When the electromagnetic mechanism drives the rotor 2 to rotate, the two eccentric holes 203 in the rotor 2 respectively drive the front and the rear internal double-tooth-shaped gear rings 4 to do revolution motion with the angle difference of 180 degrees, the second internal teeth 403 on any internal double-tooth-shaped gear ring 4 are partially meshed with the second meshing teeth 503 (see fig. 7) of the fixed gear 5, according to the meshing principle of a mechanism with small tooth difference, the internal double-tooth-shaped gear ring 4 generates rotation motion, and the internal double-tooth-shaped gear ring 4 has both revolution motion and rotation motion; at the same time, the first internal teeth 402 mesh with the first meshing teeth 301 (see fig. 8) on the main shaft 3, constituting a small teeth difference output mechanism. In fact, the first meshing teeth 301 on the main shaft 3, the first internal teeth 402 and the second internal teeth 403 on the internal double-tooth ring gear 4, and the second meshing teeth 503 on the fixed gear 5 constitute a 2K-H type small tooth difference mechanism. According to the transmission principle of a 2K-H small tooth difference mechanism, the spindle 3 outputs low-speed autorotation motion finally. The reduction transmission ratio i of the input/output rotating speed is as follows: i ═ Z1*Z4/(Z1*Z4-Z2*Z3) In the formula, Z1At the second meshing tooth 503 on the fixed gear 5Number of teeth, Z3Is the number of teeth at the first meshing tooth 301 on the main shaft, Z2And Z4The numbers of teeth of the second internal teeth 403 and the first internal teeth 402 on the internal double-tooth ring gear 4, respectively.
The gear ring body 401 of the internal double-tooth type gear ring of the embodiment is generally cylindrical, as shown in fig. 6, and a snap spring 15 is arranged on the outer wall surface of the gear ring body 401 and used for fixing the first bearing 6.
As the specific embodiment of the present invention, as shown in fig. 2 and fig. 3, the stator 1 of the present embodiment includes a stator core 101 and a coil 104 wound on the stator core 101, wherein the stator core 101 is a hollow cylinder, a plurality of protrusions 102 circumferentially distributed along the column wall are provided on the inner wall of the stator core 101, a gap 103 is provided between the adjacent protrusions 102, and both ends of the protrusions 102 extend to both ends of the stator core 101, as shown in fig. 3. The coil 104 is wound on the boss 102.

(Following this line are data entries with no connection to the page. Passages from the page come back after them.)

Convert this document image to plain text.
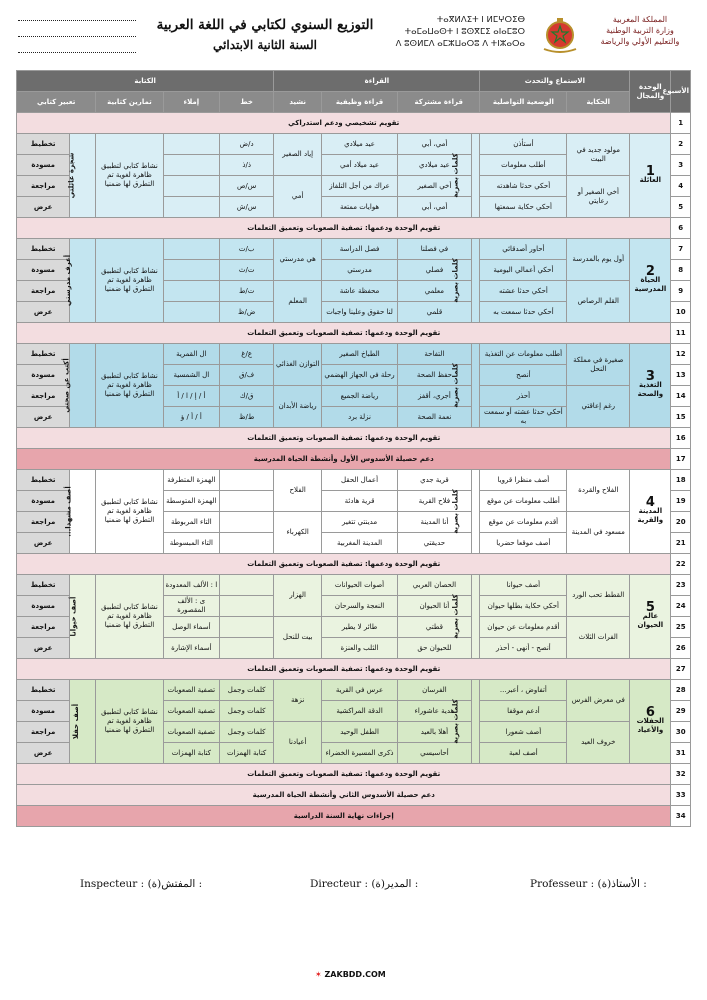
التوزيع السنوي لكتابي في اللغة العربية
السنة الثانية الابتدائي
ⵜⴰⴳⵍⴷⵉⵜ ⵏ ⵍⵎⵖⵔⵉⴱ
ⵜⴰⵎⴰⵡⴰⵙⵜ ⵏ ⵓⵙⴳⵎⵉ ⴰⵏⴰⵎⵓⵔ
ⴷ ⵓⵙⵍⵎⴷ ⴰⵎⵣⵡⴰⵔⵓ ⴷ ⵜⵏⵣⴰⵔⴰ
المملكة المغربية
وزارة التربية الوطنية
والتعليم الأولي والرياضة
الأسبوع	الوحدة والمجال	الاستماع والتحدث		القراءة				الكتابة				
		الحكاية	الوضعية التواصلية	قراءة مشتركة		قراءة وظيفية	نشيد	خط	إملاء	تمارين كتابية	تعبير كتابي	
1	تقويم تشخيصي ودعم استدراكي											
2	1
العائلة	مولود جديد في البيت	أستأذن	كلمات بصرية	أمي، أبي	عيد ميلادي	إياد الصغير	د/ض		نشاط كتابي لتطبيق ظاهرة لغوية تم التطرق لها ضمنيا	شجرة عائلتي	تخطيط
3			أطلب معلومات		عيد ميلادي	عيد ميلاد أمي		ذ/ذ				مسودة
4		أخي الصغير أو رعايتي	أحكي حدثا شاهدته		أخي الصغير	عراك من أجل التلفاز	أمي	س/ص				مراجعة
5			أحكي حكاية سمعتها		أمي، أبي	هوايات ممتعة		س/ش				عرض
6	تقويم الوحدة ودعمها: تصفية الصعوبات وتعميق التعلمات											
7	2
الحياة المدرسية	أول يوم بالمدرسة	أحاور أصدقائي	كلمات بصرية	في فصلنا	فصل الدراسة	هي مدرستي	ب/ت		نشاط كتابي لتطبيق ظاهرة لغوية تم التطرق لها ضمنيا	أعرف مدرستي	تخطيط
8			أحكي أعمالي اليومية		فصلي	مدرستي		ت/ث				مسودة
9		القلم الرصاص	أحكي حدثا عشته		معلمي	محفظة عاشة	المعلم	ت/ط				مراجعة
10			أحكي حدثا سمعت به		قلمي	لنا حقوق وعلينا واجبات		ض/ظ				عرض
11	تقويم الوحدة ودعمها: تصفية الصعوبات وتعميق التعلمات											
12	3
التغذية والصحة	صغيرة في مملكة النحل	أطلب معلومات عن التغذية	كلمات بصرية	التفاحة	الطباخ الصغير	التوازن الغذائي	ع/غ	ال القمرية	نشاط كتابي لتطبيق ظاهرة لغوية تم التطرق لها ضمنيا	أكتب عن صحتي	تخطيط
13			أنصح		حفظ الصحة	رحلة في الجهاز الهضمي		ف/ق	ال الشمسية			مسودة
14		رغم إعاقتي	أحذر		أجري، أقفز	رياضة الجميع	رياضة الأبدان	ق/ك	أ / إ / ا / أ			مراجعة
15			أحكي حدثا عشته أو سمعت به		نعمة الصحة	نزلة برد		ط/ظ	أ / أ / ؤ			عرض
16	تقويم الوحدة ودعمها: تصفية الصعوبات وتعميق التعلمات											
17	دعم حصيلة الأسدوس الأول وأنشطة الحياة المدرسية											
18	4
المدينة والقرية	الفلاح والقردة	أصف منظرا قرويا	كلمات بصرية	قرية جدي	أعمال الحقل	الفلاح		الهمزة المتطرفة	نشاط كتابي لتطبيق ظاهرة لغوية تم التطرق لها ضمنيا	أصف مشهدا...	تخطيط
19			أطلب معلومات عن موقع		فلاح القرية	قرية هادئة			الهمزة المتوسطة			مسودة
20		مسعود في المدينة	أقدم معلومات عن موقع		أنا المدينة	مدينتي تتغير	الكهرباء		التاء المربوطة			مراجعة
21			أصف موقعا حضريا		حديقتي	المدينة المغربية			التاء المبسوطة			عرض
22	تقويم الوحدة ودعمها: تصفية الصعوبات وتعميق التعلمات											
23	5
عالم الحيوان	القطط تحب الورد	أصف حيوانا	كلمات بصرية	الحصان العربي	أصوات الحيوانات	الهزار		ا : الألف المعدودة	نشاط كتابي لتطبيق ظاهرة لغوية تم التطرق لها ضمنيا	أصف حيوانا	تخطيط
24			أحكي حكاية بطلها حيوان		أنا الحيوان	النعجة والسرحان			ى : الألف المقصورة			مسودة
25		الفرات الثلاث	أقدم معلومات عن حيوان		قطتي	طائر لا يطير	بيت للنحل		أسماء الوصل			مراجعة
26			أنصح - أنهى - أحذر		للحيوان حق	الثلب والعنزة			أسماء الإشارة			عرض
27	تقويم الوحدة ودعمها: تصفية الصعوبات وتعميق التعلمات											
28	6
الحفلات والأعياد	في معرض الفرس	أتفاوض ، أعبر...	كلمات بصرية	الفرسان	عرس في القرية	نزهة	كلمات وجمل	تصفية الصعوبات	نشاط كتابي لتطبيق ظاهرة لغوية تم التطرق لها ضمنيا	أصف حفلا	تخطيط
29			أدعم موقفا		هدية عاشوراء	الدقة المراكشية		كلمات وجمل	تصفية الصعوبات			مسودة
30		خروف العيد	أصف شعورا		أهلا بالعيد	الطفل الوحيد	أعيادنا	كلمات وجمل	تصفية الصعوبات			مراجعة
31			أصف لعبة		أحاسيسي	ذكرى المسيرة الخضراء		كتابة الهمزات	كتابة الهمزات			عرض
32	تقويم الوحدة ودعمها: تصفية الصعوبات وتعميق التعلمات											
33	دعم حصيلة الأسدوس الثاني وأنشطة الحياة المدرسية											
34	إجراءات نهاية السنة الدراسية											
Professeur : الأستاذ(ة) :
Directeur : المدير(ة) :
Inspecteur : المفتش(ة) :
✶ ZAKBDD.COM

As shown in fig. 4, in the present embodiment, the two end portions extend to the middle cross section along the axial direction of the rotor 2, and a bearing seat hole 204 and an eccentric hole 203 are respectively processed in sequence, and each central hole of the rotor 2 is formed by two sections of the bearing seat hole 204 and the eccentric hole 203. The axes of the two eccentric holes 203 are respectively shifted by equal distance relative to the axis of the main shaft 3, the shifting directions are opposite, and the phase difference in the circumferential direction is 180 degrees. A section of shaft shoulder is arranged between the two eccentric holes 203, the first bearing 6 is installed in the eccentric hole 203, the inner ring of the first bearing 6 is installed in the inner double-tooth-type gear ring 4, and in this embodiment, the first bearing 6 is specifically a needle bearing. The second bearing 7 is fitted into the bearing housing hole 204, and the inner race of the first bearing 7 is fitted into the fixed gear 5, and the second bearing 7 is a ball bearing in this embodiment. And a limit ring 8 is arranged between the first bearing 6 and the second bearing 7 for limiting the axial movement of the first bearing 6 and the second bearing 7.

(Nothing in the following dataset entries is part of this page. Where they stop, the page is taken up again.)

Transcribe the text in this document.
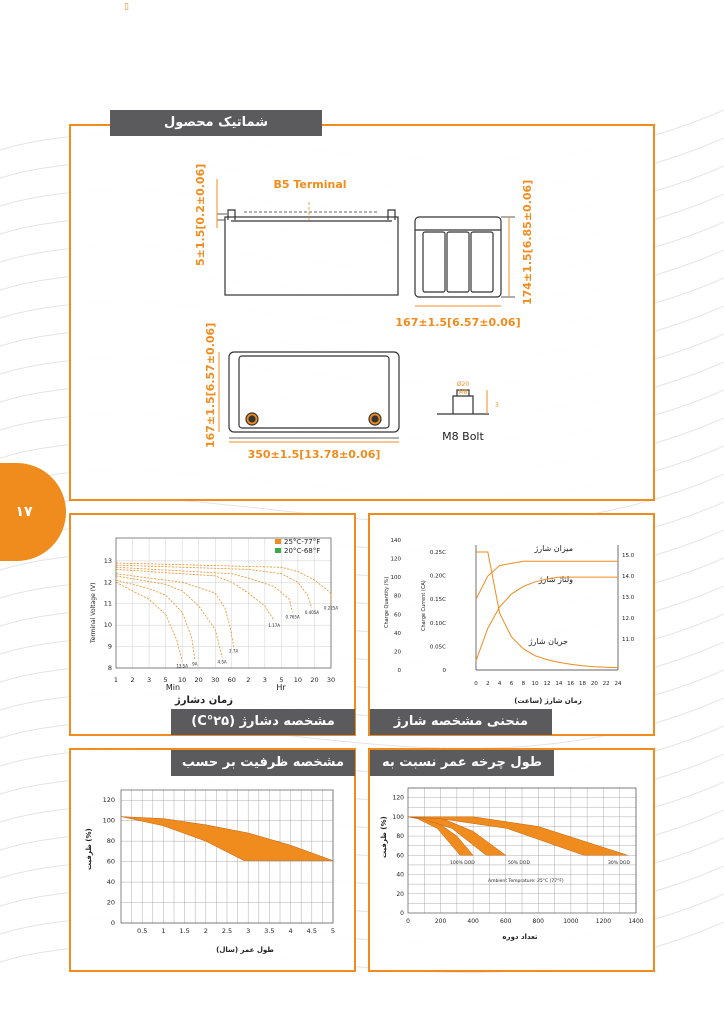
▯
۱۷
شماتیک محصول
B5 Terminal
5±1.5[0.2±0.06]	174±1.5[6.85±0.06]
167±1.5[6.57±0.06]
167±1.5[6.57±0.06]
350±1.5[13.78±0.06]
Ø20
M8
3
M8 Bolt
مشخصه دشارژ (۲۵°C)
Terminal Voltage (V)
زمان دشارژ
Min	Hr
25°C-77°F
20°C-68°F
1 2 3 5 10 20 30 60 2 3 5 10 20 30
8
9
10
11
12
13
13.5A 9A	4.5A
2.7A
1.17A
0.765A
0.405A
0.225A
منحنی مشخصه شارژ
Charge Quantity (%)	Charge Current (CA)
زمان شارژ (ساعت)
میزان شارژ
ولتاژ شارژ
جریان شارژ
0 2 4 6 8 10 12 14 16 18 20 22 24
140
120
100
80
60
40
20
0
0.25C
0.20C
0.15C
0.10C
0.05C
0
15.0
14.0
13.0
12.0
11.0
مشخصه ظرفیت بر حسب طول عمر
ظرفیت (%)
طول عمر (سال)
0
20
40
60
80
100
120
0.5 1 1.5 2 2.5 3 3.5 4 4.5 5
طول چرخه عمر نسبت به عمق شارژ
ظرفیت (%)
تعداد دوره
Ambient Temprature: 25°C (77°F)
100% DOD	50% DOD	30% DOD
0
20
40
60
80
100
120
0	200	400	600	800	1000	1200	1400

Specifically, as shown in fig. 7, the fixed gear 5 of the present embodiment includes a fixed section 501, a bearing section 502, and a second meshing gear section that are sequentially arranged along the axial direction, and a through hole 504 that penetrates through the fixed section 501, the bearing section 502, and the second meshing gear section is provided at the center of the fixed gear 5. The fixing end 501 has a polygonal structure, and is hexagonal in this embodiment, and is conveniently fixed to the front cover 11 and the rear cover 12. The bearing section 502 is a smooth surface matching with the outer ring of the second bearing 7, and the second meshing tooth section is provided with first meshing teeth 503. Further, a third bearing 9 is sleeved between the bearing section 502 of the fixed gear 5 and the main shaft 3, and specifically, the third bearing 9 is a ball bearing.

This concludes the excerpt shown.